Marcos estava lavando as louças quando a campainha tocou.

Brenda foi atender.

— Boa tarde. Aqui mora o senhor Marcos? – O homem uniformizado apresentava no peito direito o nome Rafael.

— Aqui mesmo.

— Certo, vamos trazer os móveis.

O caminhão caçamba estava estacionado ao final da descida que dava acesso a casa. Brenda acompanhou o entregador até lá. O motorista desceu para ajudar. Os dois carregavam as caixas. Passaram pelo carro da família que estava estacionado no terreno levemente inclinado frente à casa e foram montar os móveis no quarto de visitas.

— Boa tarde, boa tarde. — Marcos havia terminado de lavar as louças e passava pelo quarto de visitas cumprimentando os entregadores. Após indicar onde ficaria a cama e o armário que estavam sendo montados, ele foi para a sala junto de Brenda.

O dia de folga não era sinônimo de completa ausência de tarefas. Marcos usava o notebook na poltrona da sala para dar andamento em seus textos de sua coluna do jornal em que trabalhava. Era necessário estar atento aos canais de comunicação e sempre checando suas fontes à procura de novas notícias dos mais variados tipos. Na maior parte das vezes, o trabalho se resumia em checar as notícias mais relevantes dos últimos dias e escolher uma para comentar de forma mais profunda, dando seu ponto de vista. Isso ele fazia de forma ponderada, não era do seu costume ser crítico. Marcos usava a liberdade que tinha para incluir em seus textos uma dose de humor, usava principalmente essa sua habilidade para criar títulos chamativos, que na maior parte das vezes garantia a visualização do leitor.

— Eu não queria ser chato, mas os gatos estão dando um pouco de trabalho. Será que poderiam tirar eles alguns minutos do quarto?  — Rafael era um homem forte.

— Claro, vamos lá. – Brenda viu que Marcos estava ocupado e se adiantou para ir caçar os gatos.

Ao chegar no quarto ela só constatou o que já imaginava, eram os dois gatos mais bagunceiros da casa.

— Toby e Pit! Tinham que ser vocês dois. — Brenda brigava apontando o dedo e só pelo tom de voz os dois gatos espertos já entenderam que era bronca. Saíram correndo em direção a sala.

— Esses dois são terríveis, não faz mais de duas semanas que atacaram o frango assado que deixei esfriando em cima da mesa.

— Eu só tenho cachorro, são mais carinhosos. — Falava Antônio, o motorista do caminhão que ajudava na montagem.

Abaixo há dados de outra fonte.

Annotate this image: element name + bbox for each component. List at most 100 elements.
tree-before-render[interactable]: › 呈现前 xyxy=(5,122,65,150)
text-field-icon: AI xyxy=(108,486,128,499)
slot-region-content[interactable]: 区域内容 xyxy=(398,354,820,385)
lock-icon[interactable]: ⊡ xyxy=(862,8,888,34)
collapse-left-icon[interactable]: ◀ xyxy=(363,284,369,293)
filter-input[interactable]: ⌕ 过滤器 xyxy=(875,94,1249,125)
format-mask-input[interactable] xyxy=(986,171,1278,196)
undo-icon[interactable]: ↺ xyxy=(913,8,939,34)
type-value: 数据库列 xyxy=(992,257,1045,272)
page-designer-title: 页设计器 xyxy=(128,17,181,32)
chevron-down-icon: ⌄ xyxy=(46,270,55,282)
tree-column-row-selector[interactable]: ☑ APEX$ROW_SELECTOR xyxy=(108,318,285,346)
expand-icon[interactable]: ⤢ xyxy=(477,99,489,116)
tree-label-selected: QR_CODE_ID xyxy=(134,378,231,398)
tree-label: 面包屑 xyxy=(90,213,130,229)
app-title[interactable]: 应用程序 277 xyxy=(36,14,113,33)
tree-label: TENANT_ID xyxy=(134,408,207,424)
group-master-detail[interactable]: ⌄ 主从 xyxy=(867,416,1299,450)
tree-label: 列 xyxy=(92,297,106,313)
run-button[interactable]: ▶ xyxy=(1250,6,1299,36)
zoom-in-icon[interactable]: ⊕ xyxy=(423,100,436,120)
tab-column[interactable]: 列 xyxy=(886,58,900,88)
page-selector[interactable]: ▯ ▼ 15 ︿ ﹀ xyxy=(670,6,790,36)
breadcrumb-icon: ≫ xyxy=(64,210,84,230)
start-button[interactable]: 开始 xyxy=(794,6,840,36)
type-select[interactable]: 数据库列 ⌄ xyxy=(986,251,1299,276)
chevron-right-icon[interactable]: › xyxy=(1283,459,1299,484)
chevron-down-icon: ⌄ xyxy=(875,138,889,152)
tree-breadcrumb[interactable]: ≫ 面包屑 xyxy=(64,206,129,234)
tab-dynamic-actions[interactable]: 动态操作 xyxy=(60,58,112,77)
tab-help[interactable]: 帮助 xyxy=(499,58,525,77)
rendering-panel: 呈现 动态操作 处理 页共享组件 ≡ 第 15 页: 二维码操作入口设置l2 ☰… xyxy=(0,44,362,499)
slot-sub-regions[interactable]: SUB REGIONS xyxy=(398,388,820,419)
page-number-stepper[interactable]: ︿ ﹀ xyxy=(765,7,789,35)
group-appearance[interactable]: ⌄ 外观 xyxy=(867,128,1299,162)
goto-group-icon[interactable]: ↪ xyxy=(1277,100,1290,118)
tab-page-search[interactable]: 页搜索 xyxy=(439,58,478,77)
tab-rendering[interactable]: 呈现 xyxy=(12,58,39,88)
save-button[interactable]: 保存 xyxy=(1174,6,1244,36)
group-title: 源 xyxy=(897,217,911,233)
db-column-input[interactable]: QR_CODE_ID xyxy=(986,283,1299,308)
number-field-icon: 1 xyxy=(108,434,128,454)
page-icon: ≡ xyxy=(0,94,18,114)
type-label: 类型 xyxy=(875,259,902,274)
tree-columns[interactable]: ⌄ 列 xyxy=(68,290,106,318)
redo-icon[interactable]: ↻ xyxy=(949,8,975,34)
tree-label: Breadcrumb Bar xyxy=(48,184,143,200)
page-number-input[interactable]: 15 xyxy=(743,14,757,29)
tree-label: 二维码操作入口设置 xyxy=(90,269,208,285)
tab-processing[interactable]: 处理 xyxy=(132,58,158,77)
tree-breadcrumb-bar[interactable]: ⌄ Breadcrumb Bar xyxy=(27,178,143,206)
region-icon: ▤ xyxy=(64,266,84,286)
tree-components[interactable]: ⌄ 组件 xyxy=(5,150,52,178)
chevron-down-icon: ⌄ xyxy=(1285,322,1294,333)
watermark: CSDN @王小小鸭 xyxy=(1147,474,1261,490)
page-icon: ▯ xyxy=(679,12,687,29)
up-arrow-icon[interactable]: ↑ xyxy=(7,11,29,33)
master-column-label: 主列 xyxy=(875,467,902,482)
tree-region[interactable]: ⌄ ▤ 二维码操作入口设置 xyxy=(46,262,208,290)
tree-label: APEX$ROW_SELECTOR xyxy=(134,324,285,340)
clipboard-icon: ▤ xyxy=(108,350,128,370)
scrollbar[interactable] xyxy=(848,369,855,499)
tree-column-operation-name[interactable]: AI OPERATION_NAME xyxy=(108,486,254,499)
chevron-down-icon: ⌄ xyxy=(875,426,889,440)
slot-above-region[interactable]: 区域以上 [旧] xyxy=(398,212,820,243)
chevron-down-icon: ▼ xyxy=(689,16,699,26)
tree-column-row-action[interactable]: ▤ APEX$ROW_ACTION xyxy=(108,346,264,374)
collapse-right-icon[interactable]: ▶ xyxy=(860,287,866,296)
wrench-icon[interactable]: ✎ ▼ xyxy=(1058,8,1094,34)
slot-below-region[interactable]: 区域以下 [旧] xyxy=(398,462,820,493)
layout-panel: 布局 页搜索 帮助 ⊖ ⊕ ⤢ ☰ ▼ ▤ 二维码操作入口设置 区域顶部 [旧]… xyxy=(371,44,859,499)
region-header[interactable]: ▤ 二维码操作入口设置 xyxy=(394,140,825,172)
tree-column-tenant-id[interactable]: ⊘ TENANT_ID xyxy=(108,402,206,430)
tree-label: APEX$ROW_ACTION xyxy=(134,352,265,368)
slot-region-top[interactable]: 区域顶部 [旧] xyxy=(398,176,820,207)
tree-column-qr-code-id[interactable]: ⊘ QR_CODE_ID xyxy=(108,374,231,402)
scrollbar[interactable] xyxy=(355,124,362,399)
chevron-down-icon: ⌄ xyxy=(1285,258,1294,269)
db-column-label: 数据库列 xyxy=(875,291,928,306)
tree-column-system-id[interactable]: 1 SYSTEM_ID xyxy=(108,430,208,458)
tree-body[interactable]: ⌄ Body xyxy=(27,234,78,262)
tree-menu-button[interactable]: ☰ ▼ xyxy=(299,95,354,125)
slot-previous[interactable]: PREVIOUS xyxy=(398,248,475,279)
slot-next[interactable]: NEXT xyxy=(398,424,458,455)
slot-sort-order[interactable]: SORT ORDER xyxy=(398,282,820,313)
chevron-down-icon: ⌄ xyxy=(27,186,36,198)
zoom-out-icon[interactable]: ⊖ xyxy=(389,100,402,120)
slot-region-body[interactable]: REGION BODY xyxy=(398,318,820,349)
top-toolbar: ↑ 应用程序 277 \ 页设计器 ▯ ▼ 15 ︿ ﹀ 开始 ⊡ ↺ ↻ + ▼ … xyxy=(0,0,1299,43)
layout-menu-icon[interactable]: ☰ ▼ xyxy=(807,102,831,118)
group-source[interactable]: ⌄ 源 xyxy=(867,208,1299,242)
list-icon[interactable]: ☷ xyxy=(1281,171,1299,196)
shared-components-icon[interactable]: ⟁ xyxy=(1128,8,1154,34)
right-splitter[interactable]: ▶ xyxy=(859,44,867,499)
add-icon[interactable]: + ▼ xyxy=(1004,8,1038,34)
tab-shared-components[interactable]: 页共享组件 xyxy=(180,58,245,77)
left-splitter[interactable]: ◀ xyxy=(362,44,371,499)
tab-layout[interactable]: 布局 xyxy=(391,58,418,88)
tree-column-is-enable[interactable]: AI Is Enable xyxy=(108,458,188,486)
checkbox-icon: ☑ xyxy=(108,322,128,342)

— Nós tínhamos um cachorro bem velho na casa antiga, depois que ele morreu e nos mudamos para cá, resolvemos ficar com esses três. — Brenda olhava para o corredor a procura do terceiro gato. — Não tivemos coragem de separá-los. – Ela falava com um olhar triste lembrando de quando receberam o trio. — Hope é o mais dócil, um amor. Sempre se esconde quando tem visita em casa.

Ao voltar para a sala ela se deparou com Toby e Pit novamente fazendo arte, agora um em cada braço da poltrona onde Marcos trabalhava.

— Vamos parar com a bagunça, ou hoje vai virar dia de banho para vocês dois. — Marcos expulsava carinhosamente os dois gatos empurrando-os de cima da poltrona.

— Está tudo pronto. — Antônio chegava na sala convidando o casal para ver o resultado. Ambos se adiantaram em direção ao quarto.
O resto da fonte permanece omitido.